1. Introduction

In this tutorial, we’re going to discuss how to use MongoDB as an infinite data stream by utilizing tailable cursors with Spring Data MongoDB.

2. Tailable Cursors

When we execute a query, the database driver opens a cursor to supply the matching documents. By default, MongoDB automatically closes the cursor when the client reads all results. Therefore, turning results in a finite data stream.

However, we can use capped collections with a tailable cursor that remains open, even after the client consumed all initially returned data – making the infinite data stream. This approach is useful for applications dealing with event streams, like chat messages, or stock updates.

Spring Data MongoDB project helps us utilizing reactive database capabilities, including tailable cursors.

3. Setup

To demonstrate the mentioned features, we’ll implement a simple logs counter application. Let’s assume there is some log aggregator that collects and persists all logs into a central place – our MongoDB capped collection.

Firstly, we’ll use the simple Log entity:

@Document
public class Log {
    private @Id String id;
    private String service;
    private LogLevel level;
    private String message;
}

Secondly, we’ll store the logs in our MongoDB capped collection. Capped collections are fixed-size collections that insert and retrieve documents based on the insertion order. We can create them with the MongoOperations.createCollection:

db.createCollection(COLLECTION_NAME, new CreateCollectionOptions()
  .capped(true)
  .sizeInBytes(1024)
  .maxDocuments(5));

For capped collections, we must define the sizeInBytes property. Moreover, the maxDocuments specifies the maximum number of documents a collection can have. Once reached, the older documents will be removed from the collection.

Thirdly, we’ll use the appropriate Spring Boot starter dependency:

<dependency>
    <groupId>org.springframework.boot</groupId>
    <artifactId>spring-boot-starter-data-mongodb-reactive</artifactId>
    <versionId>2.2.2.RELEASE</versionId>
</dependency>

4. Reactive Tailable Cursors

We can consume tailable cursors with both the imperative and the reactive MongoDB API. It’s highly recommended to use the reactive variant.

Let’s implement WARN level logs counter using a reactive approach. We’re able to create infinite stream queries with ReactiveMongoOperations.tail method.

A tailable cursor remains open and emits data – a Flux of entities – as new documents arrive in a capped collection and match the filter query:

private Disposable subscription;

public WarnLogsCounter(ReactiveMongoOperations template) {
    Flux<Log> stream = template.tail(
      query(where("level").is(LogLevel.WARN)), 
      Log.class);
    subscription = stream.subscribe(logEntity -> 
      counter.incrementAndGet()
    );
}

Once the new document, having the WARN log level, is persisted in the collection, the subscriber (lambda expression) will increment the counter.

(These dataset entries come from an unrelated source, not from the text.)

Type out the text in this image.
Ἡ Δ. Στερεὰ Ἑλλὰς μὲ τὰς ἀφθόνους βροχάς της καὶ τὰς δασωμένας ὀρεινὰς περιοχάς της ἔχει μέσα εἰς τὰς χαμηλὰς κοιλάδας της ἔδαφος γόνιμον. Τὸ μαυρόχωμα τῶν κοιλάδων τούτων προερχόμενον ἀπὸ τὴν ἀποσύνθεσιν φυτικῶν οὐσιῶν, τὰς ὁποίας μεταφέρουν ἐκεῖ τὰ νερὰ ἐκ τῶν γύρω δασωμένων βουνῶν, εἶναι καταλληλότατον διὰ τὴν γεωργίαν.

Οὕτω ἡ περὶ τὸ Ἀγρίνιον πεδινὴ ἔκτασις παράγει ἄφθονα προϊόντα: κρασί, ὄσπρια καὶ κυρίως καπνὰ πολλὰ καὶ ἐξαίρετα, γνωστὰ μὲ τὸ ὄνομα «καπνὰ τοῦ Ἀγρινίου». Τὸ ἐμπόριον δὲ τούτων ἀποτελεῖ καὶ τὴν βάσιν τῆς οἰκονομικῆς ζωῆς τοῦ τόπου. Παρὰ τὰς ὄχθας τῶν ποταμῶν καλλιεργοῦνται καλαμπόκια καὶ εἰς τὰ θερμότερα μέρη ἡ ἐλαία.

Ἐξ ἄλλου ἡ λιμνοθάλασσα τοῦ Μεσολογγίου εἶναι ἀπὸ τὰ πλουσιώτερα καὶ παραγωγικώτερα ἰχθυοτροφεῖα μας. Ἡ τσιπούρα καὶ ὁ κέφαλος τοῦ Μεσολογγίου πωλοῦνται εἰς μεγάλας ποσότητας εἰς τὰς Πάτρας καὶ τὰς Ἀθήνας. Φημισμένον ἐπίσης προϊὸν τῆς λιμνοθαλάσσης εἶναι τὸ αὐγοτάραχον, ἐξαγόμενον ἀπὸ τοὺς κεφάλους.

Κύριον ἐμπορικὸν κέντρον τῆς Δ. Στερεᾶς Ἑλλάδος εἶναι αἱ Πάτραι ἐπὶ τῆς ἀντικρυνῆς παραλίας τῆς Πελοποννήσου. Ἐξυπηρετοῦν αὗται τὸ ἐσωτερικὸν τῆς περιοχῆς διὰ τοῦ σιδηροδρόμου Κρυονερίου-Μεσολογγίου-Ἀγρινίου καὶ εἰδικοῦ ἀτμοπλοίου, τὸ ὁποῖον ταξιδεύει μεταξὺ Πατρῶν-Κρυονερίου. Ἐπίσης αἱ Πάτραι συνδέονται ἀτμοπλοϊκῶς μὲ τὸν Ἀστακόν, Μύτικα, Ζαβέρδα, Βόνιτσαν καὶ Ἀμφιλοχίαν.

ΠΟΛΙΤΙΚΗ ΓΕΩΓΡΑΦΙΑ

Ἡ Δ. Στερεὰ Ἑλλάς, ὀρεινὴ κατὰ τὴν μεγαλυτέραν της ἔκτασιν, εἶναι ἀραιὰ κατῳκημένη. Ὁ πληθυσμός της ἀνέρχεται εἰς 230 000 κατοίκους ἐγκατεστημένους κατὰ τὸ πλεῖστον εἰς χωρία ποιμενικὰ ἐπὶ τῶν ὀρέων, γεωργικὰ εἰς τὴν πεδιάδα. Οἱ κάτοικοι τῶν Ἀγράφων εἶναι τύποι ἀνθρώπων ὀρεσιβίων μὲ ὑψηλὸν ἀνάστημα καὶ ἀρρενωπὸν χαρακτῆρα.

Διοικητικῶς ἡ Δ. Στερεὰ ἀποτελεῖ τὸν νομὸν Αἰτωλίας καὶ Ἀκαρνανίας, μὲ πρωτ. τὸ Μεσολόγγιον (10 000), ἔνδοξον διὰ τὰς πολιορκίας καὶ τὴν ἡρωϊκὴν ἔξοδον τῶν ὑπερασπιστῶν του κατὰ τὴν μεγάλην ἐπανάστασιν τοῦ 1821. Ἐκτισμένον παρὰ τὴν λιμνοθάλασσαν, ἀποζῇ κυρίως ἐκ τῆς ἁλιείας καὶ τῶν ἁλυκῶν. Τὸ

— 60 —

Finally, we should dispose of the subscription to close the stream:

public void close() {
    this.subscription.dispose();
}

Also, please note that tailable cursors may become dead, or invalid if the query initially returns no match. In other words, even if new persisted documents match the filter query, the subscriber will not be able to receive them. This is a known limitation of MongoDB tailable cursors. We must ensure that there are matching documents in the capped collection, before creating a tailable cursor.

5. Tailable Cursors with a Reactive Repository

Spring Data projects offer a repository abstraction for different data stores, including the reactive versions.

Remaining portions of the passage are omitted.